I still take some for my arthritis. Pretty safe, not 100% safe, but sure as fuck safer and less addictive than opioids.

Were you taking that 4 times a day?

Pain medicine is interesting to me because its such an undertreated field of medicine and it destroys quality of life.

What does work for long term pain? Do anti-epileptics work in your experience? Topical creams? anti-depressants? electrical stimulation? Intentionally damaging the nerve?

I was reading an article about RTX, that could be an interesting pain treatment.

Three times, then I only took it before bed, and I still do even today. Nitetime is when the arthritis really bothers me.

No shit. I visit an infusion center on a regular basis for treatments. A reiki person comes around regularly (somebody funded their services). I tried it once, thinking at least I’d get a massage out of it. I was sadly misinformed. I pass on it now, but I think practitioners are quacks. The medical staff at the clinic agrees.

Why the answer is, of course, to diagnose them with fibromyalgia (or myofascitis, or somatoform disorder, or psychogenic pain disorder, or a combination of all those and more!), and refer them to a pain specialist who will prescribe narcotics and administer injections to the fullest extent paid for by whatever applicable insurance, and certify their eligibility for disability benefits!

Not to get to far off topic, but adding things like acupuncture, reiki, and smudge sticks dilutes funding for treatments and research on things that actually work. There are a lot of convincing reasons that people believe in these things*, but at best they don’t work. Even if funding were truly unlimited, they have a downside. Chiropractic adjustments can cause strokes, acupuncture can cause infections, and even treatments like homeopathy, which by definition have no active ingredients, undermine faith in actual medicine an cause people to put off real treatments. Even really smart people like Steve Jobs can fall prey to that.

*If you are interested in the mechanics of this, I highly recommend the book Snake Oil Science. It was written by a statistician, so the style may not be everyone’s taste, but I found it very engaging and informative.

I think that while that is what medical personnel are all taught, it is a bunch of B.S. I think that anyone can easily become dependent on opioids, regardless of whether a person is in pain or not.

My take is from dealing with my wife, who is an RN who has now been through three back surgeries (spinal fusions). Her last back surgery was just three weeks ago, and she is still on prescribed opioids. She is still in severe pain, but is taking steps to gradually wean herself off of them. We are both hyperaware of the dangers of opioids.
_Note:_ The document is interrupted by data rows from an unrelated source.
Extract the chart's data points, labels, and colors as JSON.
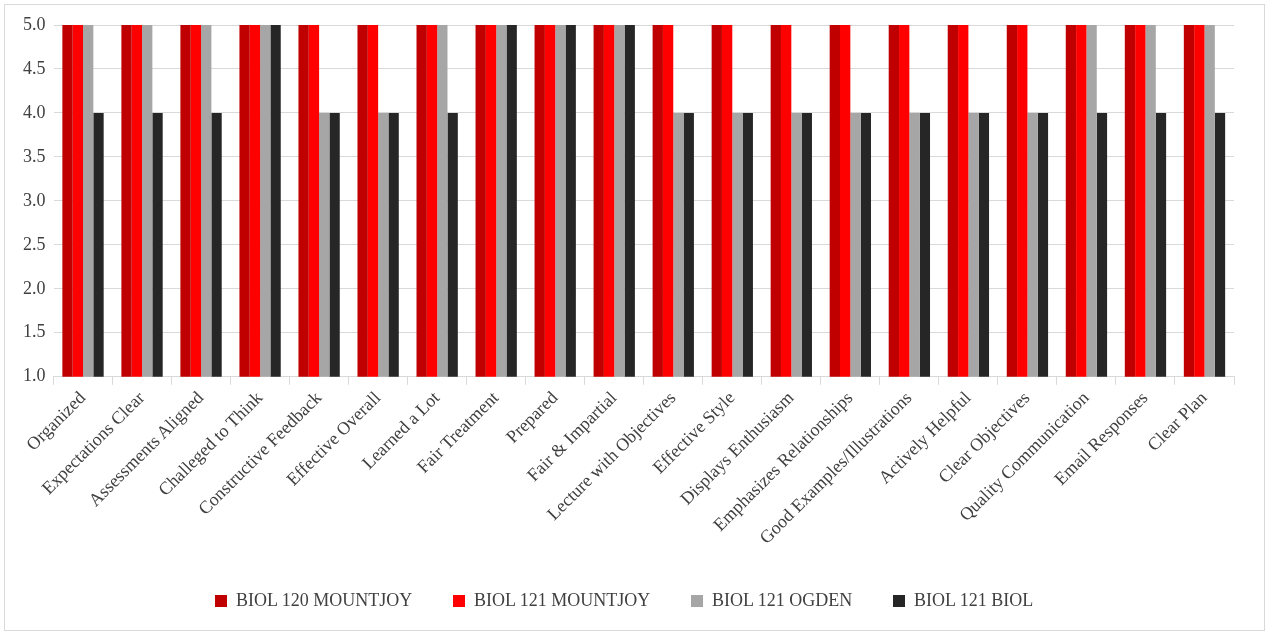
{
  "chart_data": {
    "type": "bar",
    "categories": [
      "Organized",
      "Expectations Clear",
      "Assessments Aligned",
      "Challeged to Think",
      "Constructive Feedback",
      "Effective Overall",
      "Learned a Lot",
      "Fair Treatment",
      "Prepared",
      "Fair & Impartial",
      "Lecture with Objectives",
      "Effective Style",
      "Displays Enthusiasm",
      "Emphasizes Relationships",
      "Good Examples/Illustrations",
      "Actively Helpful",
      "Clear Objectives",
      "Quality Communication",
      "Email Responses",
      "Clear Plan"
    ],
    "series": [
      {
        "name": "BIOL 120 MOUNTJOY",
        "color": "#c00000",
        "values": [
          5,
          5,
          5,
          5,
          5,
          5,
          5,
          5,
          5,
          5,
          5,
          5,
          5,
          5,
          5,
          5,
          5,
          5,
          5,
          5
        ]
      },
      {
        "name": "BIOL 121 MOUNTJOY",
        "color": "#ff0000",
        "values": [
          5,
          5,
          5,
          5,
          5,
          5,
          5,
          5,
          5,
          5,
          5,
          5,
          5,
          5,
          5,
          5,
          5,
          5,
          5,
          5
        ]
      },
      {
        "name": "BIOL 121 OGDEN",
        "color": "#a6a6a6",
        "values": [
          5,
          5,
          5,
          5,
          4,
          4,
          5,
          5,
          5,
          5,
          4,
          4,
          4,
          4,
          4,
          4,
          4,
          5,
          5,
          5
        ]
      },
      {
        "name": "BIOL 121 BIOL",
        "color": "#262626",
        "values": [
          4,
          4,
          4,
          5,
          4,
          4,
          4,
          5,
          5,
          5,
          4,
          4,
          4,
          4,
          4,
          4,
          4,
          4,
          4,
          4
        ]
      }
    ],
    "ylim": [
      1,
      5
    ],
    "yticks": [
      {
        "value": 1,
        "label": "1.0"
      },
      {
        "value": 1.5,
        "label": "1.5"
      },
      {
        "value": 2,
        "label": "2.0"
      },
      {
        "value": 2.5,
        "label": "2.5"
      },
      {
        "value": 3,
        "label": "3.0"
      },
      {
        "value": 3.5,
        "label": "3.5"
      },
      {
        "value": 4,
        "label": "4.0"
      },
      {
        "value": 4.5,
        "label": "4.5"
      },
      {
        "value": 5,
        "label": "5.0"
      }
    ],
    "grid": "y",
    "legend": "bottom"
  }
}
Anyway, even though she is still in severe pain after the last surgery, she also fears that she is becoming dependent on them. She has a plan to gradually cut the dose in steps over the next couple of weeks. Unfortunately, when she tried to cut the dose more quickly, the pain is unbearable and she also feels she is experiencing withdrawal symptoms (hot and cold sweats, feeling unbearably alternately hot and cold, nausea, irritability, etc.).

One problem is that they haven’t yet given her any pain medicine to replace the opioids.

Anyway, I’m sure she’ll get through this. She went through something similar the last time she had back surgery three years ago, and was off of the opioids within 4-6 weeks after the surgery (can’t remember exactly).